La signora, rimasta soccombente in entrambi i gradi di giudizio, investiva della questione la Corte di Cassazione deducendo, con un unico motivo di gravame, la violazione di legge per avere la Corte di merito escluso lo stato di bisogno per il diritto all'assegno sociale sul presupposto di non essersi la parte attivata nei confronti del soggetto economico su cui grava uno specifico obbligo di solidarietà nascente dal vincolo familiare, prima di rivolgersi alla solidarietà generale.

LA DECISIONE: Il ricorso è stato ritenuto fondato dalla Corte di Cassazione la quale, nell’accoglierlo, con rinvio della causa alla Corte di Appello di provenienza, ha ribadito l’orientamento giurisprudenziale di legittimità secondo il quale, il diritto alla corresponsione dell'assegno sociale previsto dalla legge n. 335 del 1995, ex art. 3, comma 6, prevede come unico requisito lo stato di bisogno effettivo del titolare, desunto dall'assenza di redditi o dall'insufficienza di quelli percepiti in misura inferiore al limite massimo stabilito dalla legge, restando irrilevanti eventuali altri indici di autosufficienza economica o redditi potenziali, quali quelli derivanti dall'assegno di mantenimento che il titolare abbia omesso di richiedere al coniuge separato, e senza che tale mancata richiesta possa essere equiparata all'assenza di uno stato di bisogno;

Il diritto alla corresponsione dell'assegno sociale, hanno osservato gli Ermellini, prevede come unico requisito lo stato di bisogno effettivo del titolare, desunto dalla condizione oggettiva dell'assenza di redditi o dell'insufficienza di quelli percepiti in misura inferiore al limite massimo stabilito dalla legge, senza che assuma rilevanza la mancata richiesta, da parte dell'assistito, dell'importo dovuto dall'ex coniuge a titolo di assegno divorzile, non essendo previsto che lo stato di bisogno, per essere normativamente rilevante, debba essere anche incolpevole.

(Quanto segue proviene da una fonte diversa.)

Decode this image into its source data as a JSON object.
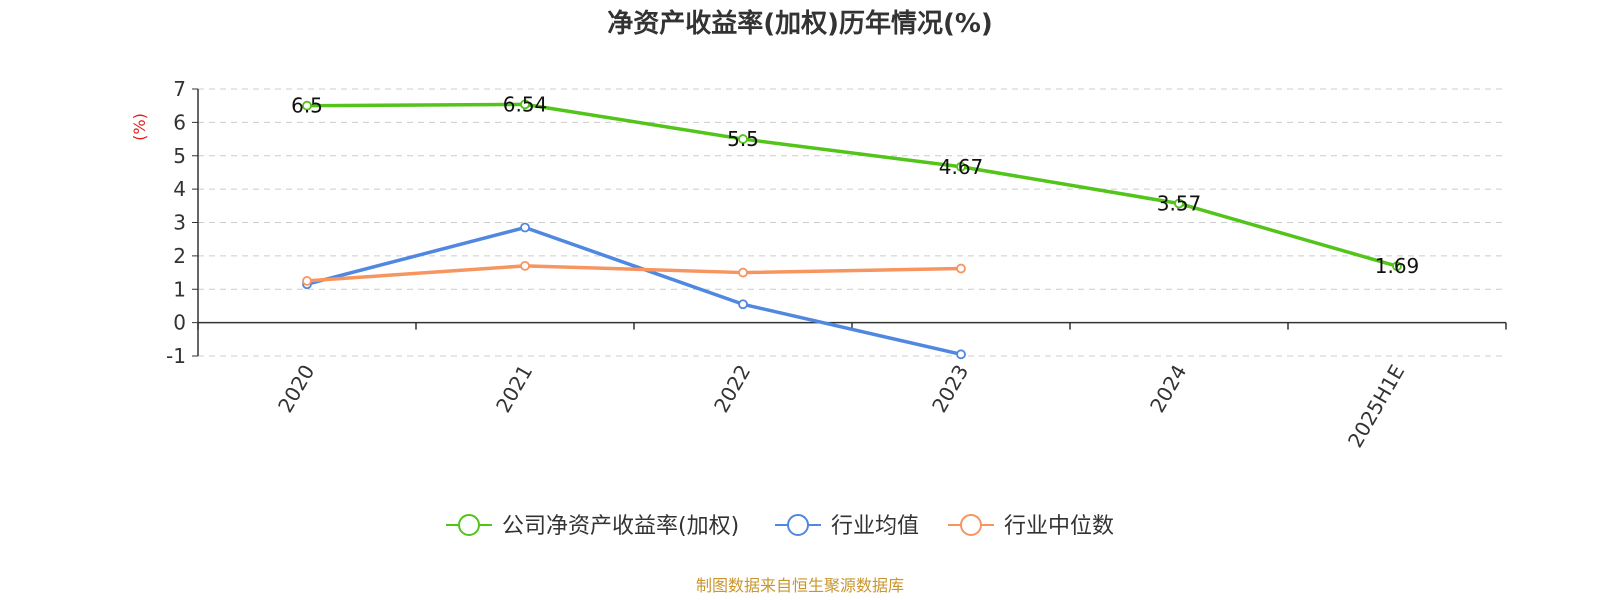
{
  "chart_data": {
    "type": "line",
    "title": "净资产收益率(加权)历年情况(%)",
    "ylabel": "(%)",
    "categories": [
      "2020",
      "2021",
      "2022",
      "2023",
      "2024",
      "2025H1E"
    ],
    "ylim": [
      -1,
      7
    ],
    "yticks": [
      -1,
      0,
      1,
      2,
      3,
      4,
      5,
      6,
      7
    ],
    "grid": true,
    "legend_position": "bottom",
    "series": [
      {
        "name": "公司净资产收益率(加权)",
        "color": "#52c41a",
        "values": [
          6.5,
          6.54,
          5.5,
          4.67,
          3.57,
          1.69
        ],
        "labels": [
          "6.5",
          "6.54",
          "5.5",
          "4.67",
          "3.57",
          "1.69"
        ],
        "show_labels": true
      },
      {
        "name": "行业均值",
        "color": "#5087e0",
        "values": [
          1.15,
          2.85,
          0.55,
          -0.95,
          null,
          null
        ],
        "show_labels": false
      },
      {
        "name": "行业中位数",
        "color": "#f79560",
        "values": [
          1.25,
          1.7,
          1.5,
          1.62,
          null,
          null
        ],
        "show_labels": false
      }
    ]
  },
  "source": "制图数据来自恒生聚源数据库"
}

Il riferimento contenuto nell'art. 3 della legge n.335 del 1995 ai redditi effettivamente percepiti, hanno concluso, non implica che il legislatore abbia, per ciò solo, inteso legittimare comportamenti posti in essere per dar luogo ad una situazione sulla quale fondare il diritto reclamato, per cui l'eventuale intento fraudolento dev'essere oggetto di accertamento giudiziale, nel rispetto degli oneri circolari di allegazione e deduzione.